Cerebral vasospasm is primarily diagnosed using transcranial Doppler, which measures the velocity of blood flowing through cerebral arteries. Increased velocities indicate narrowing of the blood vessels. Vasospasm is considered significant at velocities exceeding 120 cm/second and severe at velocities above 200 cm/second. Other diagnostic methods include:
- Cerebral angiography, which uses contrast dye to visualize vasospasm
- CT scanning, which helps stage subarachnoid hemorrhage and predict vasospasm risk

== Prediction and prevention ==
Several approaches have been developed to predict and prevent vasospasm following subarachnoid hemorrhage. The modified Fischer scale, which uses parameters such as clot volume and distribution on CT scans, helps predict the risk and prognosis of vasospasm. There is also evidence that aneurysm repair through coiling, compared to microsurgical repair, may reduce the risk of vasospasm.
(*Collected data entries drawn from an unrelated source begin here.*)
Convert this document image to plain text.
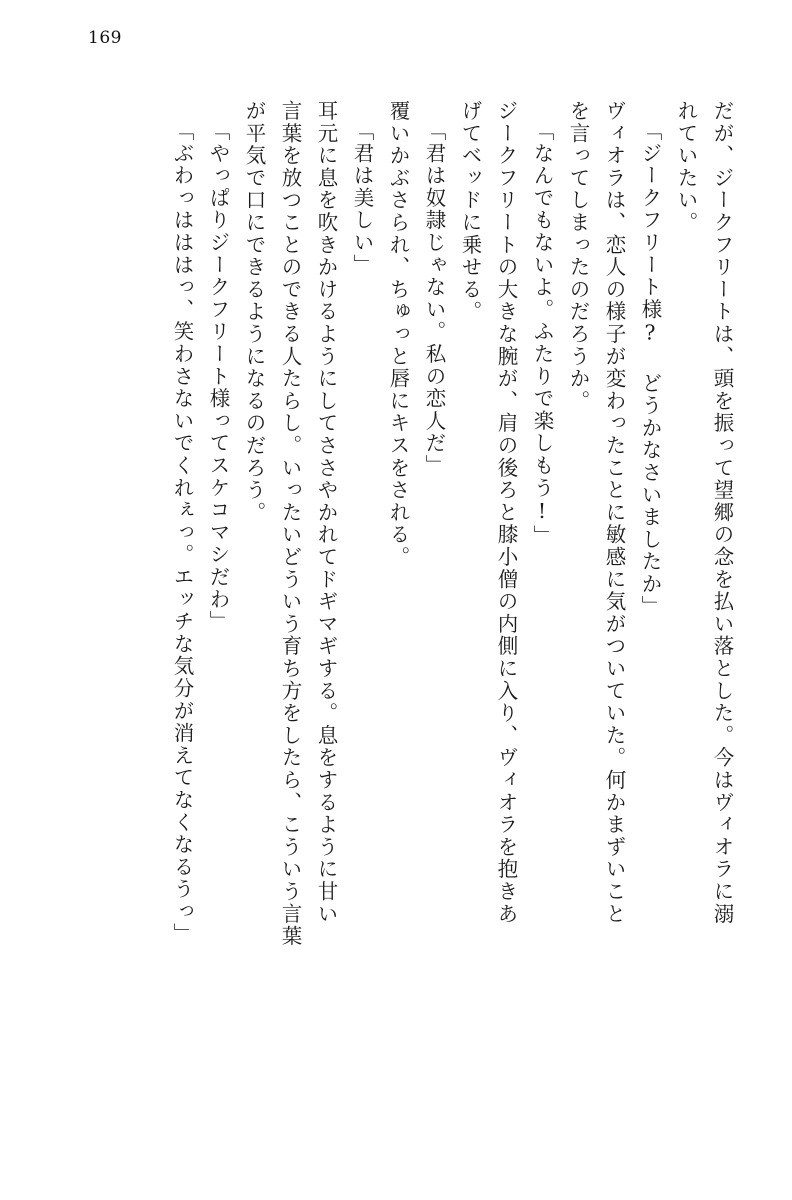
169
だが、ジークフリートは、頭を振って望郷の念を払い落とした。今はヴィオラに溺
れていたい。
「ジークフリート様? どうかなさいましたか」
ヴィオラは、恋人の様子が変わったことに敏感に気がついていた。何かまずいこと
を言ってしまったのだろうか。
「なんでもないよ。ふたりで楽しもう!」
ジークフリートの大きな腕が、肩の後ろと膝小僧の内側に入り、ヴィオラを抱きあ
げてベッドに乗せる。
「君は奴隷じゃない。私の恋人だ」
覆いかぶさられ、ちゅっと唇にキスをされる。
「君は美しい」
耳元に息を吹きかけるようにしてささやかれてドギマギする。息をするように甘い
言葉を放つことのできる人たらし。いったいどういう育ち方をしたら、こういう言葉
が平気で口にできるようになるのだろう。
「やっぱりジークフリート様ってスケコマシだわ」
「ぶわっはははっ、笑わさないでくれぇっ。エッチな気分が消えてなくなるうっ」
Nimodipine, an oral calcium channel blocker, is the standard drug for the prevention of vasospasm following subarachnoid hemorrhage. While it does not reverse vasospasm once it has occurred, it is effective in reducing the overall incidence. Early mobilization and rehabilitation have also been shown to significantly decrease the frequency and severity of vasospasm in some prospective interventional studies.

== Treatment ==
The management of vasospasm includes supportive management such as staying within adequate blood pressure and heart rate ranges, managing seizures, and providing supportive care. Despite various investigational preventive treatments, most have not shown consistent efficacy. An example is IV magnesium sulfate, which was initially considered for its neuroprotective properties, but was not found to be effective in reducing the risk of vasospasm or infarction in the large multicenter IMASH and IMASH-2 trials

Current clinical treatments include:
- Intra-arterial vasodilators, such as nimodipine, delivered via catheter as a slow bolus injection.
- Endovascular mechanical angioplasty, performed within two hours of symptom onset, which can also be paired with intra-arterial vasodilators.

While fluid therapy is beneficial for patients with poor neurological status, prophylactic hypervolemia or hypertension is not recommended due to the risk of complications, as outlined by the American Heart Association guidelines.